The investing public has distanced itself from the stock market from United Parcel Service (UPS) after the publication of its report for the second quarter of 2024, where it revealed falls in its different financial lines and weak year-end expectations.
Since last Tuesday and until midday this Thursday, its shares had decreased by 11% , to reach a value of 128.95 dollars, against the 145 dollars that it previously registered on average.
UPS reported Tuesday that its revenue from April to June of this year totaled $21.8 billion, a 1.7% drop from $22.18 billion in the same period last year.
Likewise, its operating profit fell 30.1%, going from $2,780 million to $1,944 million. Meanwhile, net profit was $1,409 million , 32% less according to the comparison periods.
While diluted earnings per share were $1.65 for the quarter, adjusted diluted earnings per share of $1.79 were 29.5% below the same period in 2023.
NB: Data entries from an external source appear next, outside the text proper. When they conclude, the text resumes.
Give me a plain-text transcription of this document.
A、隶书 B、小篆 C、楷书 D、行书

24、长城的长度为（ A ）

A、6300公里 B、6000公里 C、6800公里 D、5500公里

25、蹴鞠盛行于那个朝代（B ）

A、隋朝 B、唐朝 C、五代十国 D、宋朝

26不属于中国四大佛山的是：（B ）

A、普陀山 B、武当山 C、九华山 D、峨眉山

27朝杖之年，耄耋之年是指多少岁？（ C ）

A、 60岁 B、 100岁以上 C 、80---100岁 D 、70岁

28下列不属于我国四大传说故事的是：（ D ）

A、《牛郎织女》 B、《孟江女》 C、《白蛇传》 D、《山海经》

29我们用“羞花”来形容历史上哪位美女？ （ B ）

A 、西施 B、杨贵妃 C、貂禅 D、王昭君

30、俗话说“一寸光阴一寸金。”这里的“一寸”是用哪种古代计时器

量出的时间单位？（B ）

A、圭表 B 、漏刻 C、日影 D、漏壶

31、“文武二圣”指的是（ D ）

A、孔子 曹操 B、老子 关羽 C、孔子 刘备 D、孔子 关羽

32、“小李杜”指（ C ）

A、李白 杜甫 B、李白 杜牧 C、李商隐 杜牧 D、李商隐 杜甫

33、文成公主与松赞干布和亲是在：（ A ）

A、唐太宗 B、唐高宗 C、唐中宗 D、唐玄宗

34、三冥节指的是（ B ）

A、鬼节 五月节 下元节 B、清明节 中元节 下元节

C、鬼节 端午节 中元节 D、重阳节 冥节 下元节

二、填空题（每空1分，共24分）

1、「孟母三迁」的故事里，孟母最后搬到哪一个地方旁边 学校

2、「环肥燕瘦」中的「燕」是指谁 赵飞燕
“This quarter was a significant turning point for our company as we returned to volume growth in the United States, the first time in nine quarters. As expected, our operating profit decreased in the first half of 2024 from what we reported last year. Looking ahead, we expect to return to operating profit growth,” said UPS CEO Carol Tomé.
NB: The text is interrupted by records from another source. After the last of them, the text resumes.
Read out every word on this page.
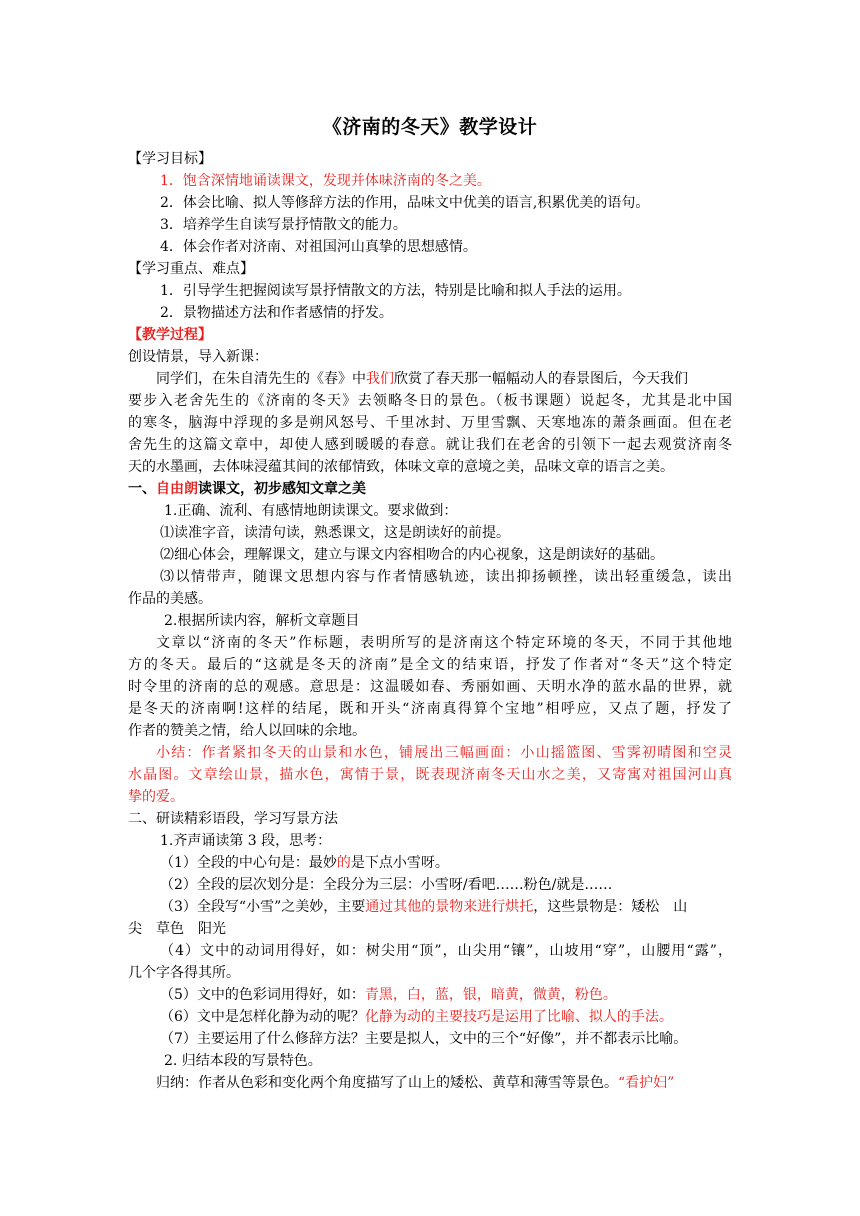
《济南的冬天》教学设计
【学习目标】
1．饱含深情地诵读课文，发现并体味济南的冬之美。
2．体会比喻、拟人等修辞方法的作用，品味文中优美的语言,积累优美的语句。
3．培养学生自读写景抒情散文的能力。
4．体会作者对济南、对祖国河山真挚的思想感情。
【学习重点、难点】
1．引导学生把握阅读写景抒情散文的方法，特别是比喻和拟人手法的运用。
2．景物描述方法和作者感情的抒发。
【教学过程】
创设情景，导入新课：
同学们，在朱自清先生的《春》中我们欣赏了春天那一幅幅动人的春景图后，今天我们
要步入老舍先生的《济南的冬天》去领略冬日的景色。（板书课题）说起冬，尤其是北中国
的寒冬，脑海中浮现的多是朔风怒号、千里冰封、万里雪飘、天寒地冻的萧条画面。但在老
舍先生的这篇文章中，却使人感到暖暖的春意。就让我们在老舍的引领下一起去观赏济南冬
天的水墨画，去体味浸蕴其间的浓郁情致，体味文章的意境之美，品味文章的语言之美。
一、自由朗读课文，初步感知文章之美
1.正确、流利、有感情地朗读课文。要求做到：
⑴读准字音，读清句读，熟悉课文，这是朗读好的前提。
⑵细心体会，理解课文，建立与课文内容相吻合的内心视象，这是朗读好的基础。
⑶以情带声，随课文思想内容与作者情感轨迹，读出抑扬顿挫，读出轻重缓急，读出
作品的美感。
2.根据所读内容，解析文章题目
文章以“济南的冬天”作标题，表明所写的是济南这个特定环境的冬天，不同于其他地
方的冬天。最后的“这就是冬天的济南”是全文的结束语，抒发了作者对“冬天”这个特定
时令里的济南的总的观感。意思是：这温暖如春、秀丽如画、天明水净的蓝水晶的世界，就
是冬天的济南啊!这样的结尾，既和开头“济南真得算个宝地”相呼应，又点了题，抒发了
作者的赞美之情，给人以回味的余地。
小结：作者紧扣冬天的山景和水色，铺展出三幅画面：小山摇篮图、雪霁初晴图和空灵
水晶图。文章绘山景，描水色，寓情于景，既表现济南冬天山水之美，又寄寓对祖国河山真
挚的爱。
二、研读精彩语段，学习写景方法
1.齐声诵读第 3 段，思考：
（1）全段的中心句是：最妙的是下点小雪呀。
（2）全段的层次划分是：全段分为三层：小雪呀/看吧……粉色/就是……
（3）全段写“小雪”之美妙，主要通过其他的景物来进行烘托，这些景物是：矮松　山
尖　草色　阳光
（4）文中的动词用得好，如：树尖用“顶”，山尖用“镶”，山坡用“穿”，山腰用“露”，
几个字各得其所。
（5）文中的色彩词用得好，如：青黑，白，蓝，银，暗黄，微黄，粉色。
（6）文中是怎样化静为动的呢？化静为动的主要技巧是运用了比喻、拟人的手法。
（7）主要运用了什么修辞方法？主要是拟人，文中的三个“好像”，并不都表示比喻。
2. 归结本段的写景特色。
归纳：作者从色彩和变化两个角度描写了山上的矮松、黄草和薄雪等景色。“看护妇”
Under this scenario, the company forecasts that its revenues in 2024 will be $93 billion, versus the $94.5 billion previously expected, while capital expenditures will be $4 billion.
Likewise, it restarted the share buyback program for $1 billion annually, $500 million in 2024.
It is worth remembering that on July 22, UPS announced the acquisition of the Mexican Estafeta, a key piece of the American company’s “Better and Bolder” strategy, whose objective is to become the most important international logistics and small package provider in the world.